I dissent from the ruling that the policy here involved was for a term in excess of 20 years. In my opinion the policy was a 10-year term policy, and for that reason the provisions of Act 193 of 1906 do not apply. That act applies to every contract or policy of life insurance "other than a term policy for twenty years or less".
In the majority opinion it is stated that the policy was "conditioned upon the payment of a yearly premium of $39.15 for a period of ten years and thereafter at *Page 463 
increased rates, according to the attained age of the insured".
That is true, but, in order that the contract might extend beyond the expiration of the 10-year period, it had to be "renewed" or "exchanged for any other form of Policy then in use by the Association". It was unquestionably contemplated that, in the absence of a renewal or an exchange of the policy within the 10-year period, it would lapse at the end of that time. I quote the following extracts from the policy under the general heading of "Renewal Premiums":
"The Insured, or owner of this Policy, may renew the Policy upon the payment of such increasing premiums as may be required on the basis of attained age of the Insured at nearest birthday. * * * Provided, however, that the age of the Insured shall be reckoned at the age at the date of the issue of this Policy for ten years and afterwards at attained age for the purpose of levying premiums according to the above table. At any time within ten years from date of this Policy it may be exchanged for any other form of Policy then in use by the Association which it may be permitted to deliver in the State in which this Policy is delivered, with two options as follows: (1) Provided this Policy is in force and no premiums in default, it may be exchanged as of original date and the premium of that date and age changed provided that in addition a sum is paid equal to the reserve that the rules of the Association provide that should be to the credit of the Policy, or (2) The Policy may be *Page 464 
dated at the time of the exchange and the rate charged provided for at the attained age of the Insured."
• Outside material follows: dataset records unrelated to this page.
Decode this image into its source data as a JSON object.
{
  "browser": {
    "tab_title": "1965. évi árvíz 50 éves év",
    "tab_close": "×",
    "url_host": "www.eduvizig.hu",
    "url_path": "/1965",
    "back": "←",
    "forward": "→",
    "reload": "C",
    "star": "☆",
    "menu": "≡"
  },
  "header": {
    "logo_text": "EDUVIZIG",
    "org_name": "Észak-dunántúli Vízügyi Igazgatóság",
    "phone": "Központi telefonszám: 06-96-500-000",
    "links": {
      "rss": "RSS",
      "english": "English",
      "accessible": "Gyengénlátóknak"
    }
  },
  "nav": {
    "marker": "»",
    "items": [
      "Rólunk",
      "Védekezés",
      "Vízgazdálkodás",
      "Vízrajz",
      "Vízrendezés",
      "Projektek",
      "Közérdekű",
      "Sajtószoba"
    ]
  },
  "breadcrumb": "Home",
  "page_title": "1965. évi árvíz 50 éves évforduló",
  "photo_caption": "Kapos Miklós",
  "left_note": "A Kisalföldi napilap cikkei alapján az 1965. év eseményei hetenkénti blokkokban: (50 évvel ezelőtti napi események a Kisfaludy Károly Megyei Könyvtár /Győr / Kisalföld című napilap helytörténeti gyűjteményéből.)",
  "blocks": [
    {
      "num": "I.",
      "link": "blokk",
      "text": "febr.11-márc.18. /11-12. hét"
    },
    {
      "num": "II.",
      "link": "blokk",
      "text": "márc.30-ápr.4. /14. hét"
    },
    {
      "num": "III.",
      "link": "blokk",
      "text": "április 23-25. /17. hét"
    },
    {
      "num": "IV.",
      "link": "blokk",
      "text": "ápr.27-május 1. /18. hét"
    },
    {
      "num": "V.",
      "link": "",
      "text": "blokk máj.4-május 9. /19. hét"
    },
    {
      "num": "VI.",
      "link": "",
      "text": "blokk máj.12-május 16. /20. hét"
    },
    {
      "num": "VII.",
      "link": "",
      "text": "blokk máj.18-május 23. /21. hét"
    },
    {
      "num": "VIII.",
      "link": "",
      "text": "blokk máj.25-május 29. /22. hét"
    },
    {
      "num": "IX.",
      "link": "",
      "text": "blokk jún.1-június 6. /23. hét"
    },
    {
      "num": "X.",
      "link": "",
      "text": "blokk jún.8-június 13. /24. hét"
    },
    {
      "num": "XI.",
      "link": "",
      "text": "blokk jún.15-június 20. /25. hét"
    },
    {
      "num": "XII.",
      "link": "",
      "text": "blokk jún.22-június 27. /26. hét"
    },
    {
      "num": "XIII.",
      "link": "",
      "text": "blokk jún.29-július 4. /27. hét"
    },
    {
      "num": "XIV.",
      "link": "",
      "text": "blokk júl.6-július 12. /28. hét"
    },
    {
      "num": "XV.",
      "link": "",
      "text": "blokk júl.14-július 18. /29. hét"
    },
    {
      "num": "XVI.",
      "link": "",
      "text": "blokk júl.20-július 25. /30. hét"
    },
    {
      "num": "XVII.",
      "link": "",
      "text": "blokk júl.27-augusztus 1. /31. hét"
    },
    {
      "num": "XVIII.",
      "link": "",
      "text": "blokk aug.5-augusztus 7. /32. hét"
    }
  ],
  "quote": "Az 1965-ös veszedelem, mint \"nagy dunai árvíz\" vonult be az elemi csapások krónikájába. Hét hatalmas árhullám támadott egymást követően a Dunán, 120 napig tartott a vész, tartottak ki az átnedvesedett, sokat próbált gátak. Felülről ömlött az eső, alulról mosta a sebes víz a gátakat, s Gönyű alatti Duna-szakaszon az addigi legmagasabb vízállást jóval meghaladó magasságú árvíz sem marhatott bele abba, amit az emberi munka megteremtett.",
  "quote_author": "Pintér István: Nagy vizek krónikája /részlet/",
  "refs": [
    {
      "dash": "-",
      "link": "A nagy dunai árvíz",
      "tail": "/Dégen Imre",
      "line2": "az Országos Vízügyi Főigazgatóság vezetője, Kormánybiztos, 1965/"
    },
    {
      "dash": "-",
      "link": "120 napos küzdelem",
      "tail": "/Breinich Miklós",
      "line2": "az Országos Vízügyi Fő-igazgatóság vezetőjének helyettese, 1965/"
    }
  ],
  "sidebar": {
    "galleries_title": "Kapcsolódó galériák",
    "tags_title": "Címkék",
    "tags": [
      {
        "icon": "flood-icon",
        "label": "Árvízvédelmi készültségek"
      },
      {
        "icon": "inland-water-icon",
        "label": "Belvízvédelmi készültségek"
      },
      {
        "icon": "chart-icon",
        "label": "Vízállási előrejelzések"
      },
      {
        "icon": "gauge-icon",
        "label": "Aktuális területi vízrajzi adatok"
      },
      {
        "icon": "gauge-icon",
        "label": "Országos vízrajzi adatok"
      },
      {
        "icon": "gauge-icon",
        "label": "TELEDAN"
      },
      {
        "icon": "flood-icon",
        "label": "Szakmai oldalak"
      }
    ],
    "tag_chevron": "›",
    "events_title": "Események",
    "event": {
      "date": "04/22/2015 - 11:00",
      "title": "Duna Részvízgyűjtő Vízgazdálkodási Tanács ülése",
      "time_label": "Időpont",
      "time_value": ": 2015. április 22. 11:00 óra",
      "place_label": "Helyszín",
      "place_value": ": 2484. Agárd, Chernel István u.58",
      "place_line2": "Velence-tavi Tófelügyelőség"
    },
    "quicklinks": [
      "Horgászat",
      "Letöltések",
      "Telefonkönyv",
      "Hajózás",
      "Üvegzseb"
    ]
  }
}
It is true that under the policy the insurance might be kept in force beyond the primary term of 10 years, but it could not be kept in force for a longer period without a renewal of the policy or an exchange of it for another form of policy then in use by the association. The policy on its face disclosed the amount of the additional premiums which the insured would be required to pay in case he renewed or exchanged it for another form at or before the expiration of the 10-year period. The insured understood this, as shown by his letter to the company, dated April 6, 1934, which letter reads as follows:
"It is my intention to drop this policy. When I contracted for this policy I was assured that at the expiration of the ten year period, that should I care to carry it further that I could accept a renewal for another ten years at the then age which would be $12.15 for each sixty day period. I would be willing to pay this for an additional ten years, but you inform me that now at my 56th birthday, which will be in June that you will raise the rate again and again at 61 if I should be living, etc., and that taxes me to my way of thinking out of all reason and so I have decided to let the policy lapse."
This letter shows beyond question that the insured understood perfectly that his policy would lapse at the end of the 10-year period unless renewed or exchanged for another. He spoke in the letter of *Page 465 
"renewal for another ten years at the then age". But he stated to the company that he was not willing to pay the higher premium, and for that reason he "decided to let the policy lapse".
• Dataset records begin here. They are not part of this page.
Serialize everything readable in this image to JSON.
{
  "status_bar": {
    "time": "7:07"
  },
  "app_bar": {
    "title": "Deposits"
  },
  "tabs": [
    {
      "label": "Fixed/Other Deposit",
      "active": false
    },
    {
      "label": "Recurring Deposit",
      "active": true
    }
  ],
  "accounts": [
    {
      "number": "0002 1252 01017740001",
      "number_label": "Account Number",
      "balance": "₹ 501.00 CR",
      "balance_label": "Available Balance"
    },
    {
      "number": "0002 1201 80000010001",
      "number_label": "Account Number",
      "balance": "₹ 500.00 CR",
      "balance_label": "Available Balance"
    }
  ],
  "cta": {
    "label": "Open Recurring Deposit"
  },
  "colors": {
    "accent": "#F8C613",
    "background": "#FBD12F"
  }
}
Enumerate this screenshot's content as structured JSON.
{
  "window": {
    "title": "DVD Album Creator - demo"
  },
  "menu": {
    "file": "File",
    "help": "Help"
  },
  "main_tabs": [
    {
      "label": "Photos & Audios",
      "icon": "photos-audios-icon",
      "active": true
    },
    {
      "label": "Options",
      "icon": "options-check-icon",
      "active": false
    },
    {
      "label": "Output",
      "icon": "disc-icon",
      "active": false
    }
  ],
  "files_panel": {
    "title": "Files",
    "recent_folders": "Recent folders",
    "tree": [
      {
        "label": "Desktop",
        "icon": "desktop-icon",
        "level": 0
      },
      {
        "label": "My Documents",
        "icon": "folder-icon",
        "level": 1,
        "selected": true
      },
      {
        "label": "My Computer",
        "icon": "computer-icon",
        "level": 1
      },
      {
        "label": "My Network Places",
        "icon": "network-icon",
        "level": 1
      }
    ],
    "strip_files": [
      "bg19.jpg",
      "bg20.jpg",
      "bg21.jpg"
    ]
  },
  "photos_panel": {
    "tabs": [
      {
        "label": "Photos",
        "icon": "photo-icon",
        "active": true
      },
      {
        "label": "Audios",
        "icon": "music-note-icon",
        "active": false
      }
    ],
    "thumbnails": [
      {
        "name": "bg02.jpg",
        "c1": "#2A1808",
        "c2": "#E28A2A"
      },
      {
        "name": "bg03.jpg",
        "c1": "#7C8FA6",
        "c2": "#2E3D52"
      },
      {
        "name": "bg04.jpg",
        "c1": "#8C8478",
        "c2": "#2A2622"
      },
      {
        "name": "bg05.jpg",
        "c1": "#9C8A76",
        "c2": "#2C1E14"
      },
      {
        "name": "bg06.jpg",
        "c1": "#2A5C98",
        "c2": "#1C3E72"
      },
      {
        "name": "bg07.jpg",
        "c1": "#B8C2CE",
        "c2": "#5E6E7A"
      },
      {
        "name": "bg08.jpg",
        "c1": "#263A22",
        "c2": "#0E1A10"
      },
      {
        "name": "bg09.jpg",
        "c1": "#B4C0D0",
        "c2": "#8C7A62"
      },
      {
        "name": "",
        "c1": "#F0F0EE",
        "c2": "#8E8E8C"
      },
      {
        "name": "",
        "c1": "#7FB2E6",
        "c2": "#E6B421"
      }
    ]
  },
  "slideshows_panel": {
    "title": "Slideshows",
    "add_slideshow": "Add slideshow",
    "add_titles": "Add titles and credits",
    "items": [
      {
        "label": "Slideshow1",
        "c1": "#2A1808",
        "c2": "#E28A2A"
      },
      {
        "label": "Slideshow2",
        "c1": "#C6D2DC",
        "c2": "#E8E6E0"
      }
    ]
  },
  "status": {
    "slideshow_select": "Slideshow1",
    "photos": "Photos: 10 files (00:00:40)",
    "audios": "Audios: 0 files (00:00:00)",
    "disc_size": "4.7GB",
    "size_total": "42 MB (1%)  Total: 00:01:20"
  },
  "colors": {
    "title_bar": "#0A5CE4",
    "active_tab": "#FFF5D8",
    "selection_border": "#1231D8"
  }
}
The policy was for $3,000 and was issued when the insured was 45 years of age. The premium on the policy was $39.15 per annum, or $13.05 a thousand per annum, which is an extremely low premium rate. It was optional with the insured whether he should renew the policy or exchange it for one of another form within, or at the end of, the 10-year period, at a higher premium rate. He elected to let the policy lapse.
Now, according to the majority opinion, if there were accumulations to the credit of the policy, the company was bound to use such accumulations, if any, to carry the policy for such additional length of time as the accumulations would warrant. If it be true, and I do not concede that this is true, that the policy was for a period in excess of 20 years, my opinion is that, due to the fact that the insured had exercised the option of permitting the policy to lapse, the insurance company could not have carried the policy further. Section 2, Act 193 of 1906, provides that, if no other option expressed in the policy be availed of by the owner thereof, "the same [referring to the accumulations on the policy, if any] without any further act on the part of the owner of the policy, shall be applied to continue the insurance in force", etc.
If the policy was such as the majority opinion holds it to be, and if there were *Page 466 
accumulations to the credit of the policy, I think the insured could have required the company to pay to him such accumulations. But I do not think that the policy could have been extended by the company after the insured notified the company that he had decided to let the policy lapse.
I respectfully dissent from the majority opinion.